Приходит к сёг-ну, стучится в ворота, а стража его и не пускает:
— Иди, — говорят — отсюда, неслуживый. Не нужны нам больше самураи. Своих некуда девать. Лет через десять приходи, когда этих поубивают.
Собрался было наш г-н себе харакири делать, но умные (и добрые) люди посоветовали ему обратиться за советом к сионским близнецам, что преподавали на высших курсах самурайского усовершенствования15.
Приходит г-н к сионским близнецам, а те си-дят себе, в усы дуют, играют в шашки го и заботливо так интересуются, какая беда г-на самурая к ним привела.
— Да вот, — говорит г-н самурай. — Не взяли ме-ня в самураи.
— Отчего так? Не подошел, что ли?
— Так ведь на меня и не посмотрели даже! Не нужен я им просто! Поздно, видать, пришел…
— А что ж ты, милый, подзадержался-то? — любопытствуют мудрецы.
— А я детали оттачивал, — отвечает г-н.
— Какие такие детали? Ты, любезный, самурай или токарь? — смеются близнецы.
— Ничего смешного, между прочим, — обиженно говорит г-н самурай. — Мелкие детали внутреннего «я», на всякий пожарный.
— Э-э-э, да ты, родной, еще и пожарник! — хохочут мудрецы.
Отсмеявшись, вдруг стали серьезны, и даже на время изречения мудрости из сионских близнецов превратились в синтоистских.
— Слушай, умник: мелкие детали твоему внутреннему «я», конечно, необходимы. Да только сёг-н твоими деталями не интересуется, он ведь не жену себе выбирает, а младшего самурая. Пока ты думал, что он про тебя подумает, он про тебя не думал, а думал, что ему нужен простой японский городовой, который не думать будет, а работать. Вот и взял, не думая, первого попавшегося. Ну да ничего, ты парень умный, тебе поглупеть не сложно. В другой раз, как услышишь, что кому-то самураи нужны, так прямо туда и бросайся. Возьмут тебя, как не взять. А мелкие детали своего внутреннего «я» потом отточишь. На всякий пожарный (хе-хе).
С этими словами мудрецы взяли в руки по кисточке и начертали на знамени г-на самурая несколько иероглифов, которые в переводе на наш притчевый язык означали примерно следующее: «Кто поумнел — тот опоздал».

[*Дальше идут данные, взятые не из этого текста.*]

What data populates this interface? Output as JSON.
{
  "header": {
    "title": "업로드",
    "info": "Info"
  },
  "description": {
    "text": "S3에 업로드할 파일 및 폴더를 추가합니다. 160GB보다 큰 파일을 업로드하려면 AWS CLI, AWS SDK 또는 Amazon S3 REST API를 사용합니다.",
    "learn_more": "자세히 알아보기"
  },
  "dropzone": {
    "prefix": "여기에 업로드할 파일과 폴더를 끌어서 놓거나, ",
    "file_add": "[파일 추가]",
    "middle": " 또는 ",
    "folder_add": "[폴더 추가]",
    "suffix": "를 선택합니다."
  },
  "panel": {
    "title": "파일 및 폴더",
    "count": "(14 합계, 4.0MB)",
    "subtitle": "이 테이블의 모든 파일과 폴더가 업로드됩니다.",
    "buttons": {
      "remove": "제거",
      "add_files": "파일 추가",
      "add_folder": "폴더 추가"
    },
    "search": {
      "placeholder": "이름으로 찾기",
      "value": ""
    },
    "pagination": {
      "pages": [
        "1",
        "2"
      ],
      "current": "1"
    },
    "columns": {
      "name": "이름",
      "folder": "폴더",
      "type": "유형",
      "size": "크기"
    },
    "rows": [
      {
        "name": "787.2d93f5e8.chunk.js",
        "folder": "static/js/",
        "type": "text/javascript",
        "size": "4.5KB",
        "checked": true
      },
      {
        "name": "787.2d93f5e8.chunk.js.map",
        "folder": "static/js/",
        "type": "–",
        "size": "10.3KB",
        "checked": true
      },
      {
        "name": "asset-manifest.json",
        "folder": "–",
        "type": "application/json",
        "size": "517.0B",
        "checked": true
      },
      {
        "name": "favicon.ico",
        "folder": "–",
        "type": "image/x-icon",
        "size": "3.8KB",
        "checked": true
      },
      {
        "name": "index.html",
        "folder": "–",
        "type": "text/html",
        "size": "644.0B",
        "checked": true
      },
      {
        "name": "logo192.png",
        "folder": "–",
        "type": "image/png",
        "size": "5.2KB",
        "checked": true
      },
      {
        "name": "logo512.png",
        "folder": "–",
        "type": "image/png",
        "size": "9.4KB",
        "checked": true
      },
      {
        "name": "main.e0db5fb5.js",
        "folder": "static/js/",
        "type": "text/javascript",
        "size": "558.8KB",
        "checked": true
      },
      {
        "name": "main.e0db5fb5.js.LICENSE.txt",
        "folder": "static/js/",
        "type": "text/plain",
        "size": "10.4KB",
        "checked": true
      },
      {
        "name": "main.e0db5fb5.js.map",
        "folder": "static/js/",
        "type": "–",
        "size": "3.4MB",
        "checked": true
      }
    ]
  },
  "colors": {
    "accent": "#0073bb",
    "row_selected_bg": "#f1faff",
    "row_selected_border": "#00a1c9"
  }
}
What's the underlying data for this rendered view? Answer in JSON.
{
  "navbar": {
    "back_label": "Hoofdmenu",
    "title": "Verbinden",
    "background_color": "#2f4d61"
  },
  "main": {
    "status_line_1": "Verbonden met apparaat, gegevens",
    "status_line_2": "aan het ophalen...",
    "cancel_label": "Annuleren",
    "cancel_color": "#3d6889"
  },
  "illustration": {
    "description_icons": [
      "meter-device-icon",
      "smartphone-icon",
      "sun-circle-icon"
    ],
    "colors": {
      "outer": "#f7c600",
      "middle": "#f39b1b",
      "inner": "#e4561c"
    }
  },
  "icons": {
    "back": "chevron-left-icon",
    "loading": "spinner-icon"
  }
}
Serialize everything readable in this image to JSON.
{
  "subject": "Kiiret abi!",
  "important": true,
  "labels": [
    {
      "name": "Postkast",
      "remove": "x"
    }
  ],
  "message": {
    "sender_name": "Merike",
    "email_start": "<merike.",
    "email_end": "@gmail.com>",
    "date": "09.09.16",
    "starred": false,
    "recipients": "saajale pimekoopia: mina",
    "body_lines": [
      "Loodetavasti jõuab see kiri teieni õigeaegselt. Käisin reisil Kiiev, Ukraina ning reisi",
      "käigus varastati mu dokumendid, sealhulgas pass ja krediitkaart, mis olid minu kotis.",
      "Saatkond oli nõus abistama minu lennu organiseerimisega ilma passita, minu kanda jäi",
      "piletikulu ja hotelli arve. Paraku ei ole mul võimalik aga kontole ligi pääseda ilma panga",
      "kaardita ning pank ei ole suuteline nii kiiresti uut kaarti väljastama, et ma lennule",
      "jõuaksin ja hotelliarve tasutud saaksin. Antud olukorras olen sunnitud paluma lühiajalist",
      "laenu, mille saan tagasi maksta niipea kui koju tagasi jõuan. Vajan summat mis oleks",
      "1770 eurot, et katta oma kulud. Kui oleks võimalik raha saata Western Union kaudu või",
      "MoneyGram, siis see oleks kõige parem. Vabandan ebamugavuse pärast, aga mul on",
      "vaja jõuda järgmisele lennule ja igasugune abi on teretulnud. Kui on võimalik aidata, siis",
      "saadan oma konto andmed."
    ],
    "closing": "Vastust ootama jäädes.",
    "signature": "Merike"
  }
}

После чего г-н недосамурай низко поклонился синтоистским близнецам, отправился восвояси, перестал самокопать и оттачивать, довольно скоро был взят в самураи к другому сёг-ну, заработал много коку, жил долго и счастливо и умер от харакири в один день со своим сёг-ном.
Смысль:
А смысль сей притчи не такова, что сёг-ны вообще не думают, а такова, что сёг-ны не думают о самураях того, что самураи сами о себе думают. Поэтому думать о сёг-нах нужно, но ровно столько, сколько они сами думают о г-нах самураях.
Короче:
Есть спрос на предложение — так и предлагайте, не раздумывая. Или сделайте себе харакири.